Images are definitely not the same thing as URL, but the decorations should work the same way, with an identifier and a name.

Then, the identifier could replace the image, or provide some kind of reference. I’ll tell more about identifiers another day but here’s a complete example using two different source files.

First file: we declare the image, decorating it with metadata.

  \dog-with-bone
  "My dog with its bone"
/photos/dog.jpg

Second file: using images declared above.

See a picture of my dog:

\dog-with-bone

... later in the text, we want some reference to the 
picture to appear, like its name, some hyperlink or 
a figure number (depending on the stylesheet). 

You have already seen my dog in -\dog-with-bone .

Finally, it seems we’ve the best of every world with a compact notation.

2009-02-21

Embedded maths

Musing on the Web I discovered those little gems: JEuclid, Open Office Math and ASCIIMathML.

JEuclid is a renderer for MathML. MathML is an XML-based representation of mathematical formulæ. It has a FOP plugin, which transforms an embedded MathML expression into a nice formula in the resulting PDF.

http://jeuclid.sourceforge.net

JEuclid claims it supports the .mml files exported by Open Office Math.

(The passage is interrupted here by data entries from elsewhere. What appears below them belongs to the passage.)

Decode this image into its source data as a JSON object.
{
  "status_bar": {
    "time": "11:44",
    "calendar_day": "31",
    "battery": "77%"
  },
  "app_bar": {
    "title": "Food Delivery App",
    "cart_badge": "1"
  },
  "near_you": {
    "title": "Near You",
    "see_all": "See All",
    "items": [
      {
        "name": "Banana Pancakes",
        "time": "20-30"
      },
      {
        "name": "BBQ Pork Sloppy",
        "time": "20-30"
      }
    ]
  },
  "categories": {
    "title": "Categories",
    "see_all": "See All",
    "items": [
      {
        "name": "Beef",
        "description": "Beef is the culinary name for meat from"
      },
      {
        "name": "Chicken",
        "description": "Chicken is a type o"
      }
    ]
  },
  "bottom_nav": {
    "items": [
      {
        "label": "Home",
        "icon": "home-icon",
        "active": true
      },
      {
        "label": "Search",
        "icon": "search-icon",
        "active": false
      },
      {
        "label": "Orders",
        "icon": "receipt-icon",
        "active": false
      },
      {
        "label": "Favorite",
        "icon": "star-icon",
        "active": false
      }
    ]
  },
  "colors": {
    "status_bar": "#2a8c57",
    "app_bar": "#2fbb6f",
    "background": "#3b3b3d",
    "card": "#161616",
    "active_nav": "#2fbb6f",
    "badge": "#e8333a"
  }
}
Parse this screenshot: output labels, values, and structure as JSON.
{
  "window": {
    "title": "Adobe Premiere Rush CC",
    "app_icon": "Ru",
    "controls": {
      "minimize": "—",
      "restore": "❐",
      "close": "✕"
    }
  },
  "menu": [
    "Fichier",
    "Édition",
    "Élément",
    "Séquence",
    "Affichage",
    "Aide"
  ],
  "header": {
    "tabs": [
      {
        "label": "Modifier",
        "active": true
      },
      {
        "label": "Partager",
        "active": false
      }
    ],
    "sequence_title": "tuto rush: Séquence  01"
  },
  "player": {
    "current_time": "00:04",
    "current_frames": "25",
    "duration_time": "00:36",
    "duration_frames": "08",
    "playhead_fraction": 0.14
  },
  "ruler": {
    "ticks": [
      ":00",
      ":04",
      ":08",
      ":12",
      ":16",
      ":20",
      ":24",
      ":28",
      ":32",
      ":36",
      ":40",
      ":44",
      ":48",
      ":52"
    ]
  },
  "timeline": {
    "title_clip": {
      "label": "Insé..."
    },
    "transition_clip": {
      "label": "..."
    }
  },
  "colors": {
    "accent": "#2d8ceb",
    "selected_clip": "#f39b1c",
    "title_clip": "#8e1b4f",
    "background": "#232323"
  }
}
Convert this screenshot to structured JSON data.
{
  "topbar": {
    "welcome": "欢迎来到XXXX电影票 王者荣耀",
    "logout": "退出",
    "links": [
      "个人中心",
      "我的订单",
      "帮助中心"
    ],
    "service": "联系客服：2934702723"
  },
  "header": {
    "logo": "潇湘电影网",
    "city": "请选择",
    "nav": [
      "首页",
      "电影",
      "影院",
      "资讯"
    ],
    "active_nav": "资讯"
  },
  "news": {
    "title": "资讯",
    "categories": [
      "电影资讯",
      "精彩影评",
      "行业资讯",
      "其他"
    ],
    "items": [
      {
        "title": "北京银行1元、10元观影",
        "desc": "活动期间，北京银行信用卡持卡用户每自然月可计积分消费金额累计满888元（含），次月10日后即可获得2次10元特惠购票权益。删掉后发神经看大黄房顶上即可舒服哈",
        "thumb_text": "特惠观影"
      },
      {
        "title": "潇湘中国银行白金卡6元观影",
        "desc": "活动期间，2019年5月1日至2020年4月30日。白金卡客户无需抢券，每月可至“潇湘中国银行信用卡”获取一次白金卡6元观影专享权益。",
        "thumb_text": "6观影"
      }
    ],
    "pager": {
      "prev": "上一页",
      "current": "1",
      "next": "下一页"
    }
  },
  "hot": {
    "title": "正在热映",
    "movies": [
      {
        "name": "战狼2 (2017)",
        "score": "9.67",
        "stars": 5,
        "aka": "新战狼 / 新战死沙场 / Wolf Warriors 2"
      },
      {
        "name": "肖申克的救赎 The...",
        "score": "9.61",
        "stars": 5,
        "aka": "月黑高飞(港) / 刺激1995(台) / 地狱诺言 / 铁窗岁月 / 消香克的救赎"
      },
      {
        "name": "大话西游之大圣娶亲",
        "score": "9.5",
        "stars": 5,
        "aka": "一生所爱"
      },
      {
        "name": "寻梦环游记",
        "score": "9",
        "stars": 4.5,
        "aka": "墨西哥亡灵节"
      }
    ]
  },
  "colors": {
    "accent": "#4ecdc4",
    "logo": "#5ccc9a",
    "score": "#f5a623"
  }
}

MathML is horribly verbose and not intended to be used by humans, but rather to help programs to interoperate.

OpenOffice Math is a math formula editor, bundled with Open Office. It’s partially WYSIWYG as it lets you type a formula in plain text and produces a preview in (quasi) real time. Open Office Math favors its .odf format but is able to save and load formulæ in MathML. Its text-based editor supports formulæ like this:

f(x)=sum from{n=0} to{infinity} 
  { { f^{(n)}(a) } over {n!} (x-a)^n }

You can see OpenOffice Math in action here: http://en.wikipedia.org/wiki/OpenOffice.org_Math

Used together, JEuclid and OpenOffice Math could make Novelang more attractive to TeX users, who always have been unbeatable when it comes to craft beautiful graphics from text-based formulæ.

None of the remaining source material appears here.